So
I'm reading PK's ruminations on champagne last week and this at once
sets me thinking about soda syphons. I mean, in my world, champagne
gets drunk about as often as liquid nitrogen, given our preference
for cheap sparkling knock-offs at anything from half to a third the
price of the serious
stuff
- but, on the other hand, we do get through a huge amount of fizzy
water, so much so that what we spend on bottled
water we very
likely
ought
to save
by drinking from the tap
instead, using
the funds released
thereby to
pay
for
champagne.
Is this a problem? If so, what
to do? Go back a couple of generations and you find an answer in the
form of the soda syphon. My Pa always had a couple stashed in the
drinks cabinet - immense,
heavy
ribbed,
reinforced
glass things supplied by Schweppes (maker's name extravagantly
emblazoned on the side) with proper levers to dispense the contents in a barely-governable torrent.
Part of his
Saturday morning ritual involved
a trip down to the off-licence to
exchange
the spent syphons for full ones.

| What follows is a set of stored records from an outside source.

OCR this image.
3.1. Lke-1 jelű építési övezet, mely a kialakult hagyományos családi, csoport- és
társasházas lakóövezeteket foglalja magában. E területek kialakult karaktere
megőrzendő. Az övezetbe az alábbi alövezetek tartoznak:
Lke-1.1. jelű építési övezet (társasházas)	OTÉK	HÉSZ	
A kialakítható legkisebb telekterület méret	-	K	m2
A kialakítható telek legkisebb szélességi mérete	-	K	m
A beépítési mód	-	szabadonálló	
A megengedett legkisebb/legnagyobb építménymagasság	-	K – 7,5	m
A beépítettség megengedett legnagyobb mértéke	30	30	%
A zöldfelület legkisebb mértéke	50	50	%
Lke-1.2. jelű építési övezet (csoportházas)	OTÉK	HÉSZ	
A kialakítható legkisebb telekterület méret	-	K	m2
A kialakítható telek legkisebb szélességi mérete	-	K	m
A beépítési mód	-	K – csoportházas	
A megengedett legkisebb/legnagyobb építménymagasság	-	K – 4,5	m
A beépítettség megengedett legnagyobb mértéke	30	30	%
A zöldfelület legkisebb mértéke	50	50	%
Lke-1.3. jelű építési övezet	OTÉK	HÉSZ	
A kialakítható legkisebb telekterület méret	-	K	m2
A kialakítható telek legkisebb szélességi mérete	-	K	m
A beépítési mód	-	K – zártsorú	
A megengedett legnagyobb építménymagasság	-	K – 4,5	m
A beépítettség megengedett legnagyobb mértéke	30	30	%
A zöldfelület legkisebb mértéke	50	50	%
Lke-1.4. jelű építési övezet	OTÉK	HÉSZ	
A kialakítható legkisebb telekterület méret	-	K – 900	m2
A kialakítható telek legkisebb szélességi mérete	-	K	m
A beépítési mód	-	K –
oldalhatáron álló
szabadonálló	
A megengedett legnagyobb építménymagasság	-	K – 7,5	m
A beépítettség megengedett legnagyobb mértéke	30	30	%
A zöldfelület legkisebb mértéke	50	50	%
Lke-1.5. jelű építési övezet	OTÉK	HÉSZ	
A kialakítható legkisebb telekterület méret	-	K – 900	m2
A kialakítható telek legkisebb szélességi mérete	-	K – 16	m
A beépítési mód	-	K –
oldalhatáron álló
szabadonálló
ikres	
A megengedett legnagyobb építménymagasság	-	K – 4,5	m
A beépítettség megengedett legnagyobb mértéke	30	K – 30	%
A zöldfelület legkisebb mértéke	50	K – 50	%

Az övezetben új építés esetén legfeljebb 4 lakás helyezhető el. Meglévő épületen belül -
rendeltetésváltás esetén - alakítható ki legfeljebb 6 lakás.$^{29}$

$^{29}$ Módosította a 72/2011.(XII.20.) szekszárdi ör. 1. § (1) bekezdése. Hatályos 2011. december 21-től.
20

This is what we did, back then: we
got milk, orange juice and fizzy water in glass bottles which were
then recycled by the businesses which owned them. Apart from the
petrol used by my Pa in the drive to the offie (two-and-a-half-mile
round trip) the system was as ecologically sound as hell.
Time
to get back to something approaching this model? Given
that Schweppes, as far as I'm aware, don't do the refillable syphons
any more, what about getting
a fizzy water maker? There's millions out there: I mean, this thing
from Grohe, I'm not making it up, a built-in sparkling
water
chiller/dispenser;
or this, at just over one-thirtieth of the cost of the Grohe and
resembling the soda syphons we all know and respect; and, of course, everything
in between. Why
not buy
something affordable and effective and present it as a fait
accompli
to my wife?
And put an end to financial ruin as well as all those planet-killing plastic empties?
Immediately,
however, I can think of
three
objections. First, the business of making some sparkling water as
opposed to opening a bottle involves a pitiful amount of labour, all
things considered, but I am also pitifully lazy,
so no.
Secondly - and I burn with shame to admit it - in the days when my Pa
was tending
his Schweppes bottles, there was a tacit understanding in our house
that it was somehow slightly common to use Sparklets-type DIY soda
syphons. I never really found out why
it was common - maybe it was the hint of manual labour involved instead of
getting a paid underling to do
the dirty work; maybe it was the jazzy brushed steel exterior of the
Sparklets bottle, turning the sitting-room chimerically into the guest
lounge of a businessman's hotel somewhere around Hounslow,
which did the damage
- either way, I never knew. But the prejudice lingers. I
just
can't treat the things with any degree of conviction.
But
third - and more significant than either of these - is London's
tapwater. I mean, I love London's tapwater, it's a great water for
all everyday use, especially washing the car or having a bath in, but
it does taste like a swimming pool. The thought of carbonating it
before chucking it into the evening whisky makes my gorge
rise. That's why we spend something equivalent to the revenue of a county
the size of Hampshire
on the ready-made embottled sort. And the idea that we might buy
sweet-tasting still water, in bottles, just to carbonate it ourselves
makes no sense because (a) there's no real ecological or cost benefit, given
the number of plastic bottles we'd be consuming and (b) we can't be
arsed (see above).
All that said, I can see a day coming, fairly soon, when, in order to get
a fresh bottle of sparkling water we will first have to present an
empty, used one (probably made of glass) as a key. Same for marmalade,
window cleaner and aftershave, and why not? That, or a return to the
old days of milk deliveries, but with a float tinkling around with
Perrier, San Pellegrino and Badoit, dropping it off at the front door
in exchange for the empties. Which, now I think about it, sounds so
London middle-class it's not even funny.